Ada banyak nama lembaga pendidikan dan pesantren di Indonesia yang menggunakan nama Al Furqon. Namun, tiap lembaga tersebut sudah pasti memiliki kekhususan-kekhususan tersendiri. Karena, masing-masing memiliki aktor-aktor yang berbeda-beda. Visi dan misi pun bisa berbeda.
Landasan Memori
Pondok Pesantren Al Furqon Lubuklinggau didirikan oleh KHA Zahruddin Syambasi (Mbah Kung) pada 1 April 1996 menurut leges notaris. Tapi, rintisan memorinya sangat panjang sejak Almarhum Mbah Kung di Jawa.
Di Jawa, Mbah Kung terlahir dari lingkungan pondok pesantren, meskipun dalam arti yang sangat sederhana. Dari segi silsilah, Mbah Kung adalah putera Mbah Syuhud bin Thohirin bin Singamenggala. Nama Singamenggala ini merupakan gelar dari Keraton Mangkunegaran. Makamnya terletak di Pemakaman Ncuet di Desa Cukilan. Singamenggala adalah nama kesatuan pasukan Mangkunegaran yang melakukan perlawanan terhadap Belanda setelah Perang Dipanegara yang diteruskan oleh Nyi Ageng Serang. Perlawanan hebat Nyi Ageng Serang terhadap Belanda justeru terjadi di wilayah Magelang, Salatiga, dan Boyolali. Di sekitar gunung-gunung Merapi, Merbabu, dan Telomoyo. Belanda mengalami kerugian yang lebih besar daripada Perang Dipanegara. Tapi, cerita ini tidak diungkap. Dari Raden Singamenggala ini pula, nasab Mbah Kung bisa sampai kepada Raden Mas Sandyo (Mbah Nur Iman, Mlangi, Yogyakarta). Mbah Nur Iman adalah kakak Sultan Hamengkubuwono I yang menolak menjadi sultan dan memilih membangun pesantren di Mlangi setelah Perjanjian Giyanti yang membelah Kerajaan Mataram menjadi Yogya dan Solo.

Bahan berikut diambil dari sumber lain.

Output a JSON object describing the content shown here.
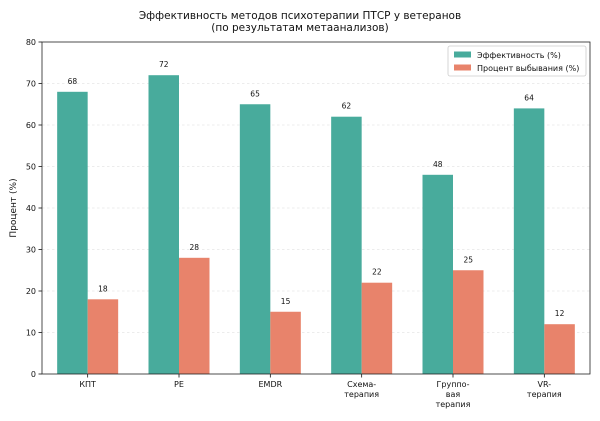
{
  "chart_data": {
    "type": "bar",
    "title_lines": [
      "Эффективность методов психотерапии ПТСР у ветеранов",
      "(по результатам метаанализов)"
    ],
    "xlabel": "",
    "ylabel": "Процент (%)",
    "ylim": [
      0,
      80
    ],
    "yticks": [
      0,
      10,
      20,
      30,
      40,
      50,
      60,
      70,
      80
    ],
    "grid": "horizontal, dashed",
    "legend_position": "top-right",
    "categories": [
      [
        "КПТ"
      ],
      [
        "PE"
      ],
      [
        "EMDR"
      ],
      [
        "Схема-",
        "терапия"
      ],
      [
        "Группо-",
        "вая",
        "терапия"
      ],
      [
        "VR-",
        "терапия"
      ]
    ],
    "series": [
      {
        "name": "Эффективность (%)",
        "color": "#48ab9c",
        "values": [
          68,
          72,
          65,
          62,
          48,
          64
        ]
      },
      {
        "name": "Процент выбывания (%)",
        "color": "#e8836b",
        "values": [
          18,
          28,
          15,
          22,
          25,
          12
        ]
      }
    ]
  }
}
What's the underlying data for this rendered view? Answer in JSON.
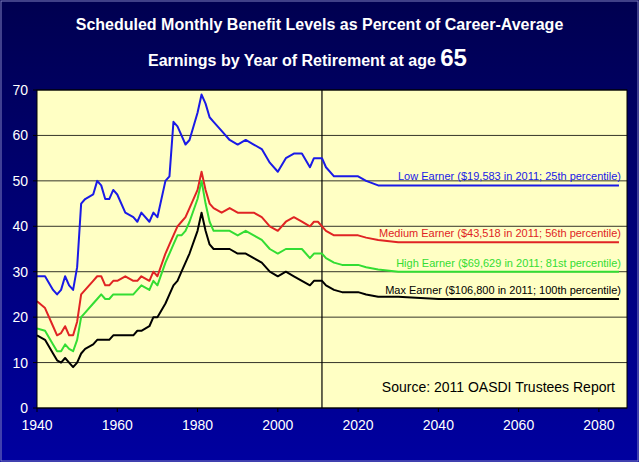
{
  "chart_data": {
    "type": "line",
    "title": "Scheduled Monthly Benefit Levels as Percent of Career-Average",
    "subtitle": "Earnings by Year of Retirement at age",
    "retirement_age": 65,
    "source": "Source: 2011 OASDI Trustees Report",
    "reference_line_x": 2011,
    "x": [
      1940,
      1942,
      1944,
      1945,
      1946,
      1947,
      1948,
      1949,
      1950,
      1951,
      1952,
      1954,
      1955,
      1956,
      1957,
      1958,
      1959,
      1960,
      1962,
      1964,
      1965,
      1966,
      1968,
      1969,
      1970,
      1972,
      1973,
      1974,
      1975,
      1976,
      1977,
      1978,
      1980,
      1981,
      1982,
      1983,
      1984,
      1986,
      1988,
      1990,
      1992,
      1994,
      1996,
      1998,
      2000,
      2002,
      2004,
      2006,
      2008,
      2009,
      2010,
      2011,
      2012,
      2014,
      2016,
      2018,
      2020,
      2022,
      2025,
      2030,
      2040,
      2050,
      2060,
      2070,
      2085
    ],
    "series": [
      {
        "name": "Low Earner ($19,583 in 2011; 25th percentile)",
        "color": "#1a1ae6",
        "values": [
          29,
          29,
          26,
          25,
          26,
          29,
          27,
          26,
          31,
          45,
          46,
          47,
          50,
          49,
          46,
          46,
          48,
          47,
          43,
          42,
          41,
          43,
          41,
          43,
          42,
          50,
          51,
          63,
          62,
          60,
          58,
          59,
          65,
          69,
          67,
          64,
          63,
          61,
          59,
          58,
          59,
          58,
          57,
          54,
          52,
          55,
          56,
          56,
          53,
          55,
          55,
          55,
          53,
          51,
          51,
          51,
          51,
          50,
          49,
          49,
          49,
          49,
          49,
          49,
          49
        ]
      },
      {
        "name": "Medium Earner ($43,518 in 2011; 56th percentile)",
        "color": "#e02424",
        "values": [
          23.5,
          22,
          18,
          16,
          16.5,
          18,
          16,
          16,
          19,
          25,
          26,
          28,
          29,
          29,
          27,
          27,
          28,
          28,
          29,
          28,
          28,
          29,
          28,
          30,
          29,
          34,
          36,
          38,
          40,
          41,
          42,
          44,
          48,
          52,
          48,
          45,
          44,
          43,
          44,
          43,
          43,
          43,
          42,
          40,
          39,
          41,
          42,
          41,
          40,
          41,
          41,
          40,
          39,
          38,
          38,
          38,
          38,
          37.5,
          37,
          36.5,
          36.5,
          36.5,
          36.5,
          36.5,
          36.5
        ]
      },
      {
        "name": "High Earner ($69,629 in 2011; 81st percentile)",
        "color": "#33dd33",
        "values": [
          17.5,
          17,
          14,
          12.5,
          12.5,
          14,
          13,
          12.5,
          15,
          20,
          21,
          23,
          24,
          25,
          24,
          24,
          25,
          25,
          25,
          25,
          26,
          27,
          26,
          28,
          27,
          32,
          34,
          36,
          38,
          38,
          39,
          41,
          46,
          50,
          45,
          41,
          39,
          39,
          39,
          38,
          39,
          38,
          37,
          35,
          34,
          35,
          35,
          35,
          33,
          34,
          34,
          34,
          33,
          32,
          31.5,
          31.5,
          31.5,
          31,
          30.5,
          30,
          30,
          30,
          30,
          30,
          30
        ]
      },
      {
        "name": "Max Earner ($106,800 in 2011; 100th percentile)",
        "color": "#000000",
        "values": [
          16,
          15,
          12,
          10.5,
          10,
          11,
          10,
          9,
          10,
          12,
          13,
          14,
          15,
          15,
          15,
          15,
          16,
          16,
          16,
          16,
          17,
          17,
          18,
          20,
          20,
          23,
          25,
          27,
          28,
          30,
          32,
          34,
          39,
          43,
          39,
          36,
          35,
          35,
          35,
          34,
          34,
          33,
          32,
          30,
          29,
          30,
          29,
          28,
          27,
          28,
          28,
          28,
          27,
          26,
          25.5,
          25.5,
          25.5,
          25,
          24.5,
          24.5,
          24,
          24,
          24,
          24,
          24
        ]
      }
    ],
    "xlim": [
      1940,
      2087
    ],
    "xticks": [
      1940,
      1960,
      1980,
      2000,
      2020,
      2040,
      2060,
      2080
    ],
    "ylim": [
      0,
      70
    ],
    "yticks": [
      0,
      10,
      20,
      30,
      40,
      50,
      60,
      70
    ],
    "grid": true
  }
}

Kedatangan Mbah Kung ke Lubuklinggau tidak dalam kapasitas migrasi pada umumnya. Mbah Kung merantau dengan membawa misi kepesantrenan. Ia bercita-cita di Kabupaten Musirawas waktu itu akan tumbuh pesantren-pesantren. Dengan pesantrenlah, masyarakat akan membangun budaya sesuai dengan cita-cita Islam. Masyarakat yang damai dan selamat dunia dan akhirat.
Tentu, misi tersebut memerlukan strategi yang jitu. Strategi pertama adalah merangkul masyarakat. Meskipun Mbah Kung orang Jawa tapi semua warga masyarakat sudah dianggap saudara.
Membangun Perangkat Perangkat
Membangun Pondok Pesantren Al Furqon sudah dipersiapkan oleh Mbah Kung dari jauh-jauh hari. Persiapan pertama adalah putera-puteranya. Memang, tidak semua putera-puteri Mbah Kung mesantren, tapi memiliki peran penting masing-masing. Putera-puteri yang pertama diorientasikan menjadi pegawai negeri. Dengan mengabdi pada pemerintah diharapkan akan menjadi sesepuh yang bisa mengayomi adik-adiknya. Karena, sudah dianggap mapan dari segi ekonomi. Anak ketiga dari Mbah Kung memiliki visi membangun ekonomi keluarga. Membangun pesantren dibantu oleh kakak-kakaknya.
![](https://net26.id/wp-content/uploads/2022/06/IMG_20220616_201854-1-scaled.jpg)
Visi Mbah Kung seperti tokoh-tokoh Pandawa Lima. Anak-anak terakhir Mbah Kung memiliki orientasi keilmuan pesantren. Tentu, sesuai dengan kapasitas dan kemampuan masing-masing. Tidak perlu ada target yang muluk-muluk. Pondok Pesantren Al Furqon Lubuklinggau tumbuh secara alami.
Teladan pada Mbah Kung adalah sosok santri yang taat pada fiqh. Mbah Kung adalah santri langsung KH Djazuli Usman Plosomojo, Kediri, yang ahli gramatika bahasa Arab juga seorang faqih. Kekokohan Mbah Kung pada fiqh inilah yang menjadi pondasi Pondok Pesantren Al Furqon yang akan diteruskan oleh anak-anak dan cucu-cucunya sebagai perangkat-perangkat dan tiang-tiangnya.